Overview
Key Takeaways | Trump’s Proposed Tax Cut Bill: Implications for the Energy Sector
During the webinar, Partners Philip Tingle and Heather Cooper discussed the Trump administration’s proposed multitrillion-dollar tax cut bill that’s currently in the US House of Representatives, focusing on its implications for energy tax credits, transferability, and foreign entity restrictions. They also covered the commercial and transactional impacts of the proposed changes, which would significantly alter the landscape for project finance and clean energy development.
Top takeaways included:
1. Early Repeal and Phase-Outs. Some tax credits are on the chopping block for full repeal while others would be phased out earlier than expected (i.e., 48E, 45Y, and 45X). The phase-out would be triggered by the placed-in-service date, not the begin-construction date (as had been expected based on past precedent). This may alter how developers think about their grandfathering strategy going forward, since many developers were optimistically planning around a phase-out tied to the begin-construction date.
2. Transferability Is Out. Tax credit transferability under Section 6418 would be repealed – but not for another two years. In some cases, the repeal would apply to any tax years starting after the two-year mark while for some credits the repeal would grandfather in projects beginning construction before the two-year cutoff. This is a planning opportunity for developers, since it would give them up to four more years for transfers beyond the two-year cutoff.
3. New Foreign Entity Rules. The tax credits would all be impacted by new, highly complicated rules on foreign entities of concern. These rules would both restrict tax credit users and disqualify projects and domestically manufactured products from generating tax credits where there are materials or payees from certain high-risk categories of foreign persons. The list includes Chinese companies and controlled subsidiaries, which will highly complicate procurement and other project structuring.

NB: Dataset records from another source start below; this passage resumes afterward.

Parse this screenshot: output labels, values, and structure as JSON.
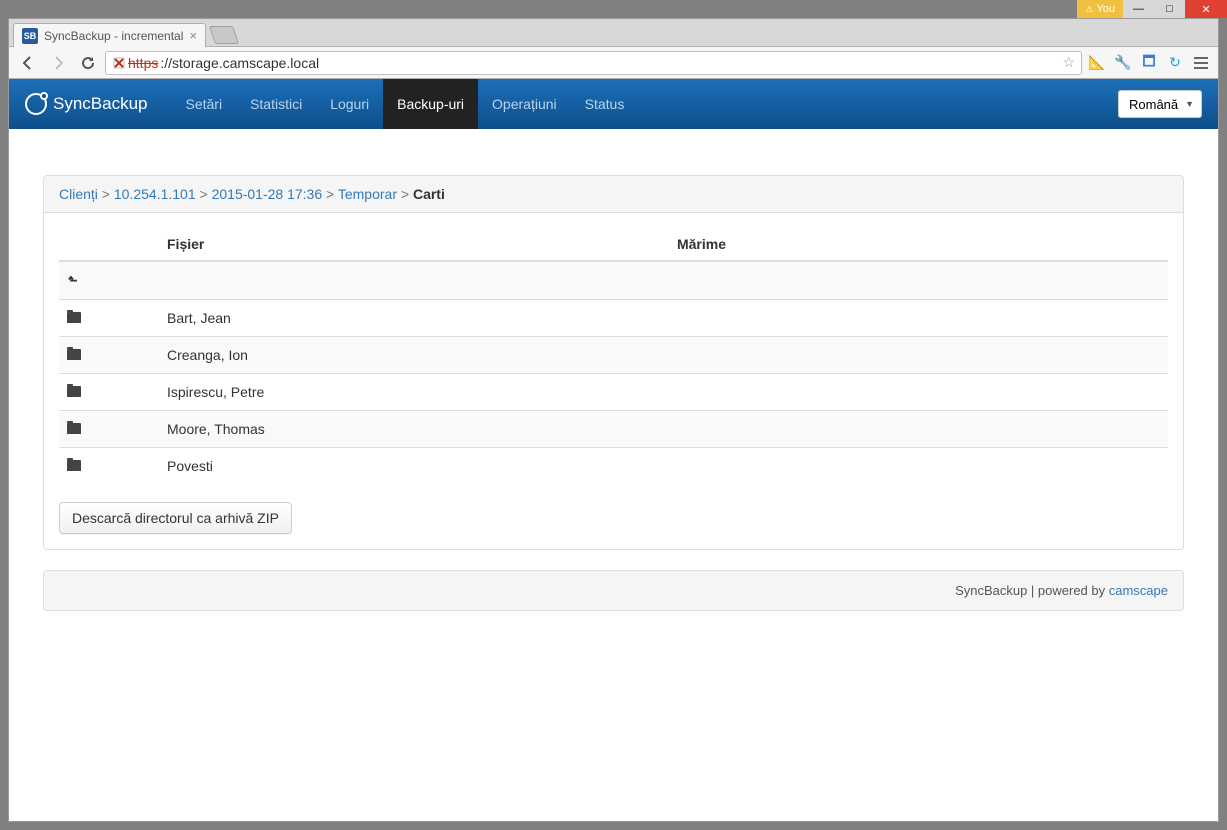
{
  "titlebar": {
    "you": "You"
  },
  "tab": {
    "title": "SyncBackup - incremental"
  },
  "address": {
    "protocol": "https",
    "host": "://storage.camscape.local"
  },
  "brand": "SyncBackup",
  "nav": {
    "items": [
      "Setări",
      "Statistici",
      "Loguri",
      "Backup-uri",
      "Operațiuni",
      "Status"
    ],
    "active_index": 3
  },
  "language": "Română",
  "breadcrumb": {
    "items": [
      "Clienți",
      "10.254.1.101",
      "2015-01-28 17:36",
      "Temporar",
      "Carti"
    ]
  },
  "table": {
    "headers": {
      "file": "Fișier",
      "size": "Mărime"
    },
    "rows": [
      {
        "name": "Bart, Jean",
        "size": ""
      },
      {
        "name": "Creanga, Ion",
        "size": ""
      },
      {
        "name": "Ispirescu, Petre",
        "size": ""
      },
      {
        "name": "Moore, Thomas",
        "size": ""
      },
      {
        "name": "Povesti",
        "size": ""
      }
    ]
  },
  "download_label": "Descarcă directorul ca arhivă ZIP",
  "footer": {
    "prefix": "SyncBackup | powered by ",
    "link": "camscape"
  }
}
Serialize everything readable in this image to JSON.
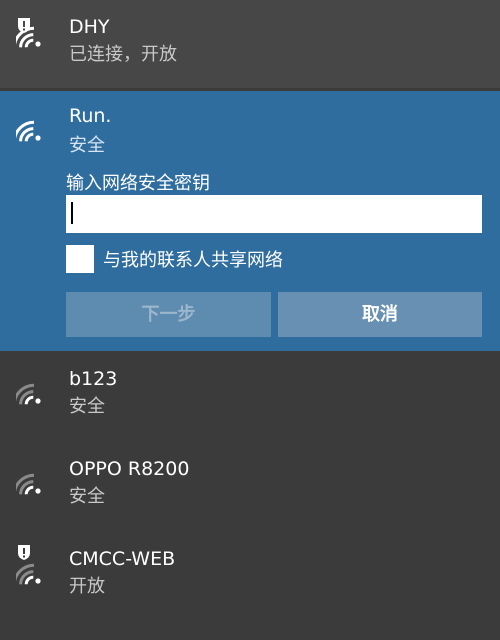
{
  "networks": [
    {
      "ssid": "DHY",
      "status": "已连接，开放",
      "secured": false,
      "connected": true,
      "icon": "wifi-warning-icon"
    },
    {
      "ssid": "Run.",
      "status": "安全",
      "secured": true,
      "expanded": true,
      "icon": "wifi-icon",
      "key_label": "输入网络安全密钥",
      "key_value": "",
      "share_label": "与我的联系人共享网络",
      "share_checked": false,
      "next_label": "下一步",
      "cancel_label": "取消"
    },
    {
      "ssid": "b123",
      "status": "安全",
      "secured": true,
      "icon": "wifi-icon"
    },
    {
      "ssid": "OPPO R8200",
      "status": "安全",
      "secured": true,
      "icon": "wifi-icon"
    },
    {
      "ssid": "CMCC-WEB",
      "status": "开放",
      "secured": false,
      "icon": "wifi-warning-icon"
    }
  ],
  "colors": {
    "background": "#3b3b3b",
    "connected_row": "#474747",
    "accent": "#2f6d9f",
    "button": "#6790b3",
    "button_disabled": "#5e8bb0"
  }
}
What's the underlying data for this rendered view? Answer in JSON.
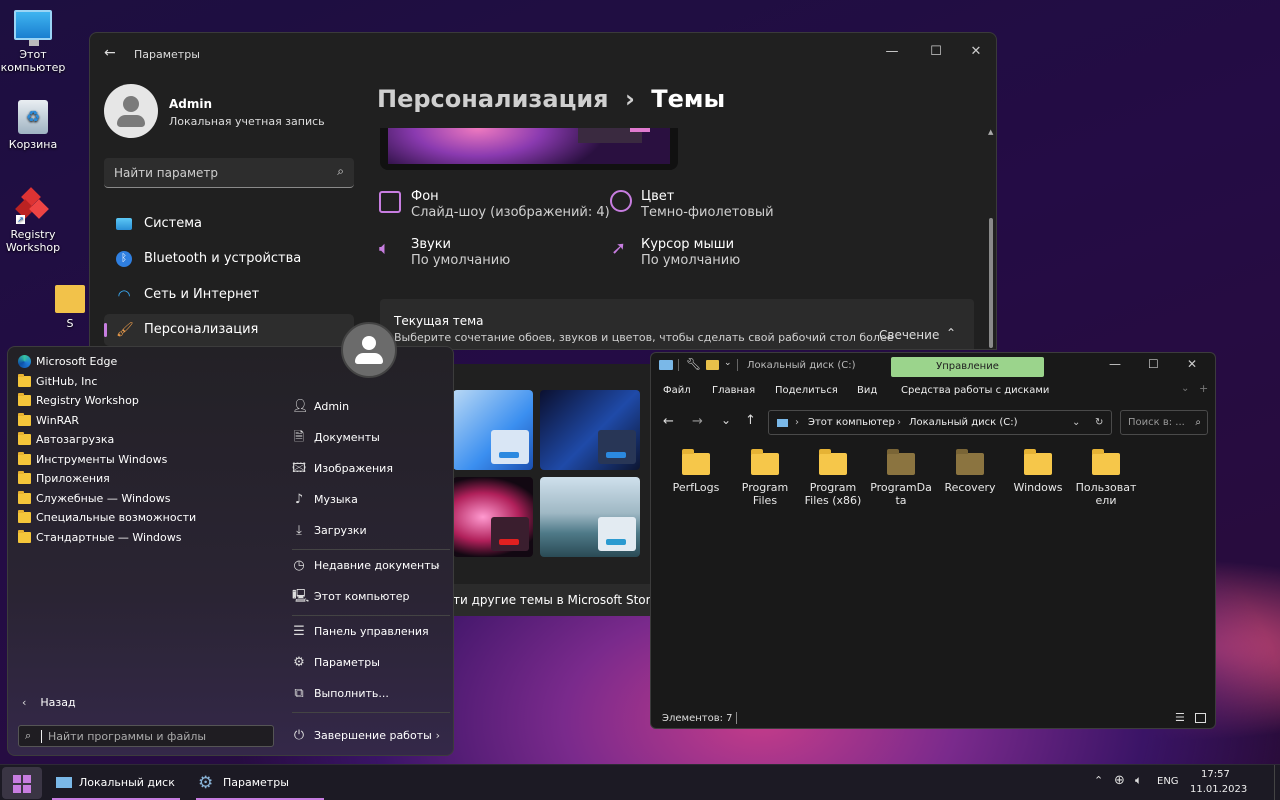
{
  "desktop": {
    "icons": [
      {
        "label": "Этот компьютер"
      },
      {
        "label": "Корзина"
      },
      {
        "label": "Registry Workshop"
      },
      {
        "label": "S"
      }
    ]
  },
  "settings": {
    "title": "Параметры",
    "user": {
      "name": "Admin",
      "account": "Локальная учетная запись"
    },
    "search_placeholder": "Найти параметр",
    "nav": [
      {
        "label": "Система"
      },
      {
        "label": "Bluetooth и устройства"
      },
      {
        "label": "Сеть и Интернет"
      },
      {
        "label": "Персонализация"
      }
    ],
    "breadcrumb_parent": "Персонализация",
    "breadcrumb_sep": "›",
    "page_title": "Темы",
    "props": [
      {
        "title": "Фон",
        "value": "Слайд-шоу (изображений: 4)"
      },
      {
        "title": "Цвет",
        "value": "Темно-фиолетовый"
      },
      {
        "title": "Звуки",
        "value": "По умолчанию"
      },
      {
        "title": "Курсор мыши",
        "value": "По умолчанию"
      }
    ],
    "current_theme": {
      "title": "Текущая тема",
      "desc": "Выберите сочетание обоев, звуков и цветов, чтобы сделать свой рабочий стол более",
      "value": "Свечение"
    },
    "store_link": "ти другие темы в Microsoft Store"
  },
  "start_menu": {
    "apps": [
      {
        "label": "Microsoft Edge"
      },
      {
        "label": "GitHub, Inc"
      },
      {
        "label": "Registry Workshop"
      },
      {
        "label": "WinRAR"
      },
      {
        "label": "Автозагрузка"
      },
      {
        "label": "Инструменты Windows"
      },
      {
        "label": "Приложения"
      },
      {
        "label": "Служебные — Windows"
      },
      {
        "label": "Специальные возможности"
      },
      {
        "label": "Стандартные — Windows"
      }
    ],
    "back_label": "Назад",
    "search_placeholder": "Найти программы и файлы",
    "right": [
      {
        "label": "Admin"
      },
      {
        "label": "Документы"
      },
      {
        "label": "Изображения"
      },
      {
        "label": "Музыка"
      },
      {
        "label": "Загрузки"
      },
      {
        "label": "Недавние документы"
      },
      {
        "label": "Этот компьютер"
      },
      {
        "label": "Панель управления"
      },
      {
        "label": "Параметры"
      },
      {
        "label": "Выполнить..."
      }
    ],
    "shutdown_label": "Завершение работы"
  },
  "explorer": {
    "title": "Локальный диск (C:)",
    "manage_tab": "Управление",
    "ribbon_tabs": [
      "Файл",
      "Главная",
      "Поделиться",
      "Вид",
      "Средства работы с дисками"
    ],
    "address": [
      "Этот компьютер",
      "Локальный диск (C:)"
    ],
    "search_placeholder": "Поиск в: ...",
    "folders": [
      {
        "name": "PerfLogs",
        "dim": false
      },
      {
        "name": "Program Files",
        "dim": false
      },
      {
        "name": "Program Files (x86)",
        "dim": false
      },
      {
        "name": "ProgramData",
        "dim": true
      },
      {
        "name": "Recovery",
        "dim": true
      },
      {
        "name": "Windows",
        "dim": false
      },
      {
        "name": "Пользователи",
        "dim": false
      }
    ],
    "status": "Элементов: 7"
  },
  "taskbar": {
    "apps": [
      {
        "label": "Локальный диск (..."
      },
      {
        "label": "Параметры"
      }
    ],
    "lang": "ENG",
    "time": "17:57",
    "date": "11.01.2023"
  },
  "colors": {
    "accent": "#c77de0",
    "folder": "#f6c74a",
    "manage_tab": "#9bd48c"
  }
}
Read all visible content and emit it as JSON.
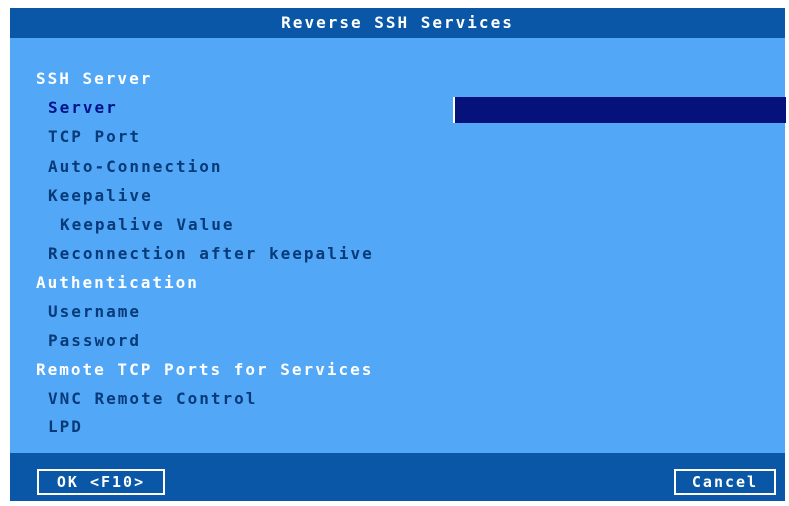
{
  "window": {
    "title": "Reverse SSH Services"
  },
  "menu": {
    "ssh_server": "SSH Server",
    "server": "Server",
    "tcp_port": "TCP Port",
    "auto_connection": "Auto-Connection",
    "keepalive": "Keepalive",
    "keepalive_value": "Keepalive Value",
    "reconnection": "Reconnection after keepalive",
    "authentication": "Authentication",
    "username": "Username",
    "password": "Password",
    "remote_ports": "Remote TCP Ports for Services",
    "vnc": "VNC Remote Control",
    "lpd": "LPD"
  },
  "server_field": {
    "value": ""
  },
  "buttons": {
    "ok": "OK <F10>",
    "cancel": "Cancel"
  },
  "colors": {
    "title_bar": "#0a57a8",
    "panel": "#52a8f6",
    "selected_field": "#06127c",
    "item_text": "#073a78"
  }
}
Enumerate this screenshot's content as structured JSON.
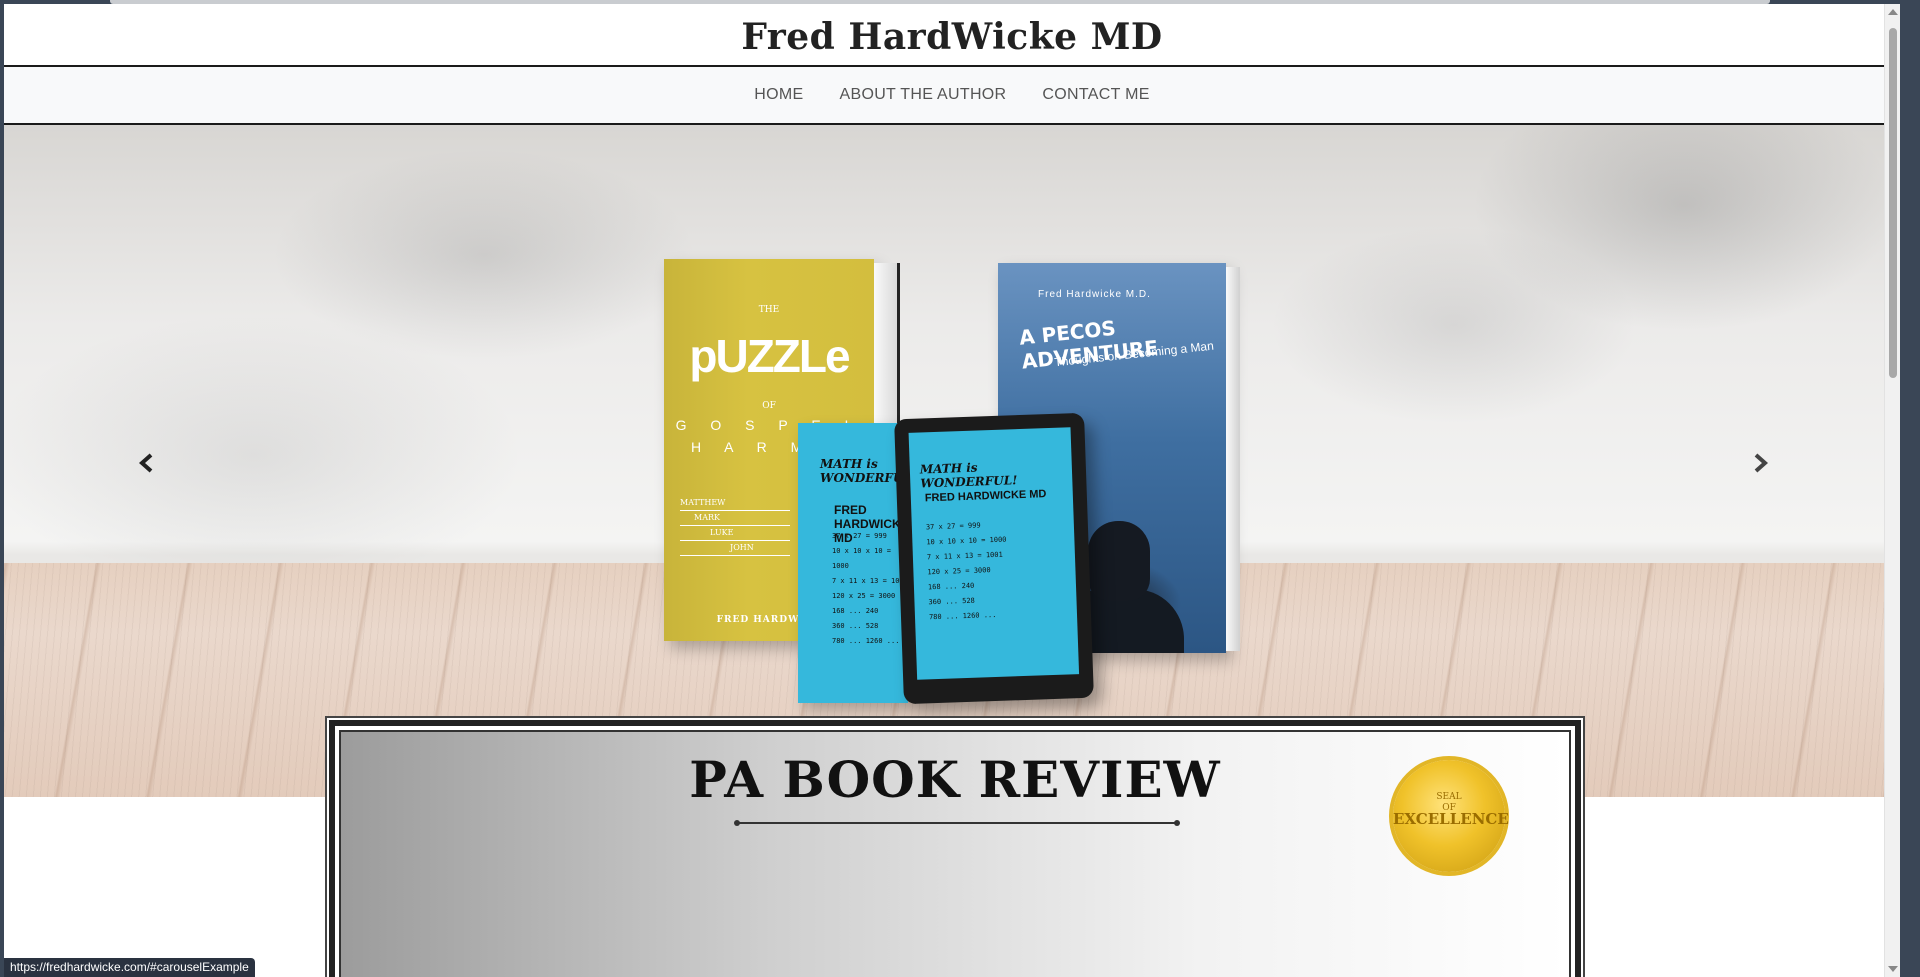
{
  "site": {
    "title": "Fred HardWicke MD"
  },
  "nav": {
    "items": [
      "HOME",
      "ABOUT THE AUTHOR",
      "CONTACT ME"
    ]
  },
  "carousel": {
    "prev_icon": "chevron-left-icon",
    "next_icon": "chevron-right-icon",
    "books": {
      "puzzle": {
        "the": "THE",
        "title": "pUZZLe",
        "of": "OF",
        "line1": "G O S P E L",
        "line2": "H A R M O",
        "gospels": [
          "MATTHEW",
          "MARK",
          "LUKE",
          "JOHN"
        ],
        "author": "FRED HARDWICK"
      },
      "math": {
        "title": "MATH is WONDERFUL!",
        "author": "FRED HARDWICKE MD",
        "lines": [
          "37 x 27 = 999",
          "10 x 10 x 10 = 1000",
          "7 x 11 x 13 = 1001",
          "120 x 25 = 3000",
          "168 ... 240",
          "360 ... 528",
          "780 ... 1260 ..."
        ]
      },
      "pecos": {
        "author": "Fred Hardwicke M.D.",
        "title": "A PECOS ADVENTURE",
        "subtitle": "Thoughts on Becoming a Man"
      }
    }
  },
  "review": {
    "title": "PA BOOK REVIEW",
    "seal_top": "SEAL",
    "seal_of": "OF",
    "seal_main": "EXCELLENCE"
  },
  "status_bar": {
    "url": "https://fredhardwicke.com/#carouselExample"
  },
  "colors": {
    "nav_bg": "#f8f9fa",
    "rule": "#1a1a1a",
    "accent_cyan": "#35b8dc",
    "accent_yellow": "#d7c241"
  }
}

4. Begin-Construction Rules Return to Foreground. For developers, begin-construction strategies could help preserve eligibility for transferability under several credits, even if placed-in-service occurs later. This planning tool reemerges as a critical consideration. Developers will need to brush up on their begin-construction strategies going forward.
5. Section 48 vs. Section 48E: Strategic Differences Emerge. Traditional Section 45 and Section 48 credits are not subject to the new foreign entity rules, making them potentially more attractive for projects that qualify before 2025 begin-construction cutoffs. This could influence structuring decisions between the legacy and tech-neutral regimes.
6. Implications for Tax Credit Buyers. It remains unclear whether tax credit buyers (not just sellers) will be subject to the foreign entity restrictions, pending Internal Revenue Service guidance. This uncertainty raises risk allocation and diligence issues for credit purchasers.
7. Commercial Risk and Insurance Complexity. The 10-year recapture period for foreign-related violations will challenge conventional deal structures, particularly around representations, guarantees, and tax credit insurance. Pressure on indemnity caps and tail coverage provisions is expected.
8. Not the End But a Turning Point. While the tax cut bill imposes significant changes, it’s not a full repeal. There’s time to adjust and strategize, especially with final phase-outs not starting until 2029. There’s also political uncertainty ahead, which could shift the landscape again.